HABER - Leyla DAĞ

Teknolojinin hızla gelişmesiyle birlikte sosyal medya platformları, günlük yaşamın ayrılmaz bir parçası haline geldi. Türkiye’de internet kullanım oranı yüzde 85’e ulaşırken, sosyal medya platformlarını aktif olarak kullananların oranı ise yüzde 78 olarak kaydedildi. Özellikle gençler, günde ortalama 3 saatini sosyal medyada geçiriyor.

Kaygı ve depresyon oranları artıyor

Uzmanlar, sosyal medyada sürekli olarak başkalarının hayatlarını gözlemlemenin, bireylerde kıyaslama duygusunu tetiklediğini ve bu durumun özgüven kaybına yol açtığını belirtiyor. Özellikle Instagram, TikTok ve Twitter gibi platformlarda paylaşılan “mükemmel yaşam” algısının, kullanıcılar üzerinde baskı yarattığı ifade ediliyor.

Sosyal Medya Bağımlılığı Ruh Sağlığını Tehdit Ediyor4

Yapılan araştırmalara göre, sosyal medyada geçirilen uzun süreler, yalnızlık ve depresyon riskini artırıyor. Ayrıca, olumsuz yorumlar ve sanal zorbalık gibi durumlar, kullanıcıların psikolojik dengesini bozabiliyor. Sosyal medya bağımlılığı, bireylerin gerçek sosyal ilişkilerden uzaklaşmasına ve iletişim becerilerinde zayıflamaya neden oluyor.
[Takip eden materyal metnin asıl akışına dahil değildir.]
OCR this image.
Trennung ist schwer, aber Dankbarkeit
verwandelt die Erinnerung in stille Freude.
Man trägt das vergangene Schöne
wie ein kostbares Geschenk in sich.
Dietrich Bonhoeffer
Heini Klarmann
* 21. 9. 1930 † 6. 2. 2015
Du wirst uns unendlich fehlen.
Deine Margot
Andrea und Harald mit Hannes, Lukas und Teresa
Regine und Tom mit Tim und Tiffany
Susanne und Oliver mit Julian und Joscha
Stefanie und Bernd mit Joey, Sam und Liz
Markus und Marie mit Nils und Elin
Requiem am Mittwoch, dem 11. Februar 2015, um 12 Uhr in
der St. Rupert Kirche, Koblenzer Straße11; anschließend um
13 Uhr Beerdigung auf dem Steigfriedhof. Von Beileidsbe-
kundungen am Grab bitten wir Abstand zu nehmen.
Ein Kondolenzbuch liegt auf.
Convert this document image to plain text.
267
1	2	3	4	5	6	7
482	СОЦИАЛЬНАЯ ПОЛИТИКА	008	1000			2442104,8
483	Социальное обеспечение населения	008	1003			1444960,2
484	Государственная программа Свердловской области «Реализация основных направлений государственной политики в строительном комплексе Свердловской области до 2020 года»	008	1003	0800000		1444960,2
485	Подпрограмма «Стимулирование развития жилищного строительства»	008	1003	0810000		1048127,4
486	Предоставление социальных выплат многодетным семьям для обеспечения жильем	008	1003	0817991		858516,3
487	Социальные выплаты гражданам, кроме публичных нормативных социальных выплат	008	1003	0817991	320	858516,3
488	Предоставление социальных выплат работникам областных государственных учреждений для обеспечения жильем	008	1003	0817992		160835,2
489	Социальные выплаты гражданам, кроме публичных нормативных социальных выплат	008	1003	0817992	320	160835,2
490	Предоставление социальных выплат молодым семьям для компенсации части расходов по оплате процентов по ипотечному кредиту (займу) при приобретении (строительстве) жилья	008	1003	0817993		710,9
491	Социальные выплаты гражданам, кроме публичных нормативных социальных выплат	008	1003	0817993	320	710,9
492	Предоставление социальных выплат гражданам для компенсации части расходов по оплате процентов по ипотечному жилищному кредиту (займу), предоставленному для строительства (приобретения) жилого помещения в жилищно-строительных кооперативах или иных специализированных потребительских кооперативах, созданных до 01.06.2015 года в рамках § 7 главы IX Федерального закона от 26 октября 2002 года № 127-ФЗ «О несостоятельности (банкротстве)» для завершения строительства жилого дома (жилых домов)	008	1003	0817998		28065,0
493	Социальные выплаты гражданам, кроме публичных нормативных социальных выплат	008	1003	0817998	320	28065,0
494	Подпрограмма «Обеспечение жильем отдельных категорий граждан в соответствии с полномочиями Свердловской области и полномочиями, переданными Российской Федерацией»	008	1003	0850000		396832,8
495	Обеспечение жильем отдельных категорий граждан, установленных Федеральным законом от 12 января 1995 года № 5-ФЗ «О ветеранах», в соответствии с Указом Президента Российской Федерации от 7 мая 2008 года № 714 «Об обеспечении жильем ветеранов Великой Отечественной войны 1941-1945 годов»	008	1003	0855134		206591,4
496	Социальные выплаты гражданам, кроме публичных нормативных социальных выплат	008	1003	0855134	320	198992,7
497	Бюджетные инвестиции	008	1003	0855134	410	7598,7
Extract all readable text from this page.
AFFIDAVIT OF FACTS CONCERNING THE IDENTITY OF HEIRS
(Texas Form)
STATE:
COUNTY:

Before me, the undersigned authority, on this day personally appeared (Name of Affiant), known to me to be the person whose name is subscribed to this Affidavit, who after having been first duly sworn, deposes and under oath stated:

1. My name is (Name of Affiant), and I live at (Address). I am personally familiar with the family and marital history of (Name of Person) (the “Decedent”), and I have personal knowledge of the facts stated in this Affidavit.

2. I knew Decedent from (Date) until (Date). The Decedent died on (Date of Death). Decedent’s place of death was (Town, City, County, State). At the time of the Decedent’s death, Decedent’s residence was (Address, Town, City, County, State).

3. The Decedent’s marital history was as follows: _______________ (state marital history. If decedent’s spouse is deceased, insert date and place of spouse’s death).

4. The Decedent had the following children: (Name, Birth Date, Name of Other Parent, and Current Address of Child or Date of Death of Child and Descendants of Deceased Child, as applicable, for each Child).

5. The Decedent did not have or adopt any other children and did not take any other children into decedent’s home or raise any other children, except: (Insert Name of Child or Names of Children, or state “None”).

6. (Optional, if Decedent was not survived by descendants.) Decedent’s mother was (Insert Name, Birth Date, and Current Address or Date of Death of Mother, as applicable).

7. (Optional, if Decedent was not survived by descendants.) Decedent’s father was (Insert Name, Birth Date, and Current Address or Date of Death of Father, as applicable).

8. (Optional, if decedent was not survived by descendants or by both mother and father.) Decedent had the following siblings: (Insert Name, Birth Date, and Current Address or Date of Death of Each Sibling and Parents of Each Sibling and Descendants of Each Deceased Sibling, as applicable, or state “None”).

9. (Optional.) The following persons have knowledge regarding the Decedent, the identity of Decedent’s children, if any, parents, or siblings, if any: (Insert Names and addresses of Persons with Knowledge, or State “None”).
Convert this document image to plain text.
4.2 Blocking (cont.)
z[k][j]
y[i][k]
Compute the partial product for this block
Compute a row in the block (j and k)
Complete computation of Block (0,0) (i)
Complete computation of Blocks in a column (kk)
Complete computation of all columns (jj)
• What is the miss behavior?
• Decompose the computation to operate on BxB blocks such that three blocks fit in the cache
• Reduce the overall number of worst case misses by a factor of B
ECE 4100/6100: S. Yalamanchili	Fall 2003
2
Uyku problemleri ve dikkat eksikliği

Sosyal medya kullanımının artması, uyku düzeni üzerinde de doğrudan etkili oluyor. Özellikle gece geç saatlere kadar telefon kullanımının yaygınlaşması, uyku kalitesini düşürüyor. Melatonin salgısının azalması nedeniyle bireylerde uyku bozuklukları ve gün içinde yorgunluk hissi yaygın hale geliyor.

Ayrıca, sürekli bildirim kontrolü ve ekran süresi artışı, dikkat eksikliği ve odaklanma sorunlarına yol açıyor. Özellikle çocuk ve genç yaş grubunda, ders çalışma ve öğrenme süreçlerinde ciddi verim kayıpları gözlemleniyor.

Sosyal Medya Bağımlılığı Ruh Sağlığını Tehdit Ediyor3

 Sosyal medya kullanımını sınırlandırma önerileri

Uzmanlar, sosyal medya bağımlılığını önlemek ve ruh sağlığını korumak için bazı önerilerde bulunuyor. Günlük ekran süresinin belirlenmesi, gece yatmadan önce telefon kullanımının bırakılması ve yüz yüze iletişimin artırılması, sosyal medya bağımlılığı ile mücadelede etkili yöntemler arasında gösteriliyor.

Ayrıca, ebeveynlerin çocuklarının sosyal medya kullanımını kontrol etmeleri ve dijital detoks gibi uygulamaların teşvik edilmesi gerektiği belirtiliyor. Sosyal medya platformlarının kullanıcıları daha bilinçli hale getirecek algoritmalar geliştirmesi ve ruh sağlığına yönelik destek programları sunması da önemli adımlar arasında yer alıyor.

Sosyal Medya Bağımlılığı Ruh Sağlığını Tehdit Ediyor2

Sosyal medyanın sunduğu iletişim ve bilgi akışının avantajlarına rağmen, bilinçsiz ve kontrolsüz kullanımın ruh sağlığı üzerinde olumsuz etkiler yarattığı belirtiliyor. Uzmanlar, sosyal medyanın dengeli ve kontrollü kullanımının, bireysel ve toplumsal ruh sağlığını korumak için kritik öneme sahip olduğunu vurguluyor.